Nos dias de hoje, quando impera a busca desenfreada pela
audiência a qualquer preço, o programa “Observatório da Imprensa” tem atuado no
sentido de colocar em questão a própria imprensa, isto é, os meios de
comunicação, incluindo aí as poderosas emissoras de TV. É sempre bom destacar o
papel da TV Brasil, pois se trata de uma emissora pública que procura trazer à
sua audiência programas de natureza cultural, plenos de apuro e sofisticação.
Vivemos num século dominado pelo consumo exacerbado, por
isso muitos jornais, revistas, rádios e TVs existem quase que somente para
corroborar essa ideologia. O Observatório, no entanto, fazendo crítica à
imprensa, mostrando que publicações, rádios e TVs não devem se colocar como empresas comerciais quaisquer, traz ao espectador a consciência de que informação
digna não é mercadoria que se fabrica de qualquer maneira e se vende a qualquer
preço.
O ponto forte do último programa não foi apenas ouvir da própria voz as atrocidades cometidas pelo ex-delegado do Dops, mas também mostrar que, durante os anos em que estiveram
no poder, não apenas os militares se beneficiaram, mas muitos civis sob a proteção
deles abocanharam sua parcela de lucro sem precisar dar satisfação ao povo. Daí
a dificuldade de se esclarecer os crimes da ditadura. Para muita gente, seria
melhor que tudo ficasse esquecido. Como revelar a verdade do período se quem
mais colaborou com os militares encontra-se hoje na crista da onda da audiência?
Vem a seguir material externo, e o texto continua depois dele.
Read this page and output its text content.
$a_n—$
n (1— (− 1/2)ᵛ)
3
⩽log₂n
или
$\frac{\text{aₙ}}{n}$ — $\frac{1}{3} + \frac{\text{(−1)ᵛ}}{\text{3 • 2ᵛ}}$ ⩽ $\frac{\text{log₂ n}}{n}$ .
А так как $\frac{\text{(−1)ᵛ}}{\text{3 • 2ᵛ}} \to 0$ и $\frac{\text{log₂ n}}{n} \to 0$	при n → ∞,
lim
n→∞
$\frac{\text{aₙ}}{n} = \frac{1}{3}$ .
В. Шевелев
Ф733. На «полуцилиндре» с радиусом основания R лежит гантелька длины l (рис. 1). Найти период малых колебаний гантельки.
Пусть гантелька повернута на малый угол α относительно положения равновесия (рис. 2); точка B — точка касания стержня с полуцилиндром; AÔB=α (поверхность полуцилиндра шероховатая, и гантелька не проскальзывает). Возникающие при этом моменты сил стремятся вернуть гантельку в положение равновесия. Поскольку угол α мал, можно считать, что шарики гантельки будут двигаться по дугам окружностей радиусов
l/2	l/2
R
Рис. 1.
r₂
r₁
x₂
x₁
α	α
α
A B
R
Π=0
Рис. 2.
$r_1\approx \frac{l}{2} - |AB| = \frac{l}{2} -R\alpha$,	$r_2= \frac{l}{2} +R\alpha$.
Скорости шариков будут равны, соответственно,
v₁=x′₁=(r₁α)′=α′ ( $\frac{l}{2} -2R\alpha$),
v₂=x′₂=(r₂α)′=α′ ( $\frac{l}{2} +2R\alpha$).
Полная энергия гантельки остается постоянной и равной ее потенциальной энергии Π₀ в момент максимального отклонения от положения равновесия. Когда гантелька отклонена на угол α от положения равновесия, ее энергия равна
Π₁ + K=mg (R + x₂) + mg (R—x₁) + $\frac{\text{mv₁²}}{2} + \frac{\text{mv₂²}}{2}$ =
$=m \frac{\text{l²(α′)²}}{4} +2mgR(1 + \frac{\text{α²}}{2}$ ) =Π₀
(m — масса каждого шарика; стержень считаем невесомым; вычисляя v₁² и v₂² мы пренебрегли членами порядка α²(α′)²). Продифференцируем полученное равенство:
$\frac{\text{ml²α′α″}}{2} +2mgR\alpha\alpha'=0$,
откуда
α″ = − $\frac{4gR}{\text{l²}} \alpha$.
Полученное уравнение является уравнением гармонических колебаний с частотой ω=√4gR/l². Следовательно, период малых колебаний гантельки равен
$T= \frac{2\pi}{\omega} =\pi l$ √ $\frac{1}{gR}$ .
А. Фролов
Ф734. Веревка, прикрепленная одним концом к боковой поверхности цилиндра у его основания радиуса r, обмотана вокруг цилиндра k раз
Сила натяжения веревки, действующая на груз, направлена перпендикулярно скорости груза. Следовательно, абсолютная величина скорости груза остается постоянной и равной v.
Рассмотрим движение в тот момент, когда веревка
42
O entrevistado deu nome a vários profissionais de imprensa e também a jornais,
rádios e emissoras de TV. Árdua tarefa a de Dines, mas ele é um obstinado e
apaixonado repórter. Seu programa continua a mostrar a qualidade que é possível existir mesmo numa pequena parcela da imprensa brasileira, incluindo aí a
própria TV.
Assunto muito discutido atualmente, mas de pouco
empreendimento, é a leitura. A própria TV gosta muito de anunciar que o
brasileiro lê pouco. Mas, uma vez que as mesmas emissoras apelam para nos
manter horas a fio hipnotizados ante suas programações, como a leitura seria possível, principalmente considerando a enorme audiência entre a população de baixa renda? Percebem-se ardilosas estratégias que objetivam manter o
espectador com a TV ligada durante o máximo de tempo. Há espetáculos esportivos
durante todo o dia, uma enxurrada de notícias desnecessárias, reality shows, passando
inclusive por telenovelas e programas religiosos. Às vezes o espectador
sente-se, ainda que inconscientemente, participante de uma irmandade da qual
não se pode desligar porque, caso o faça, mergulhará num estado de mais
profunda solidão. Com essa questão parece que me desviei do assunto inicial, mas tem tudo a ver.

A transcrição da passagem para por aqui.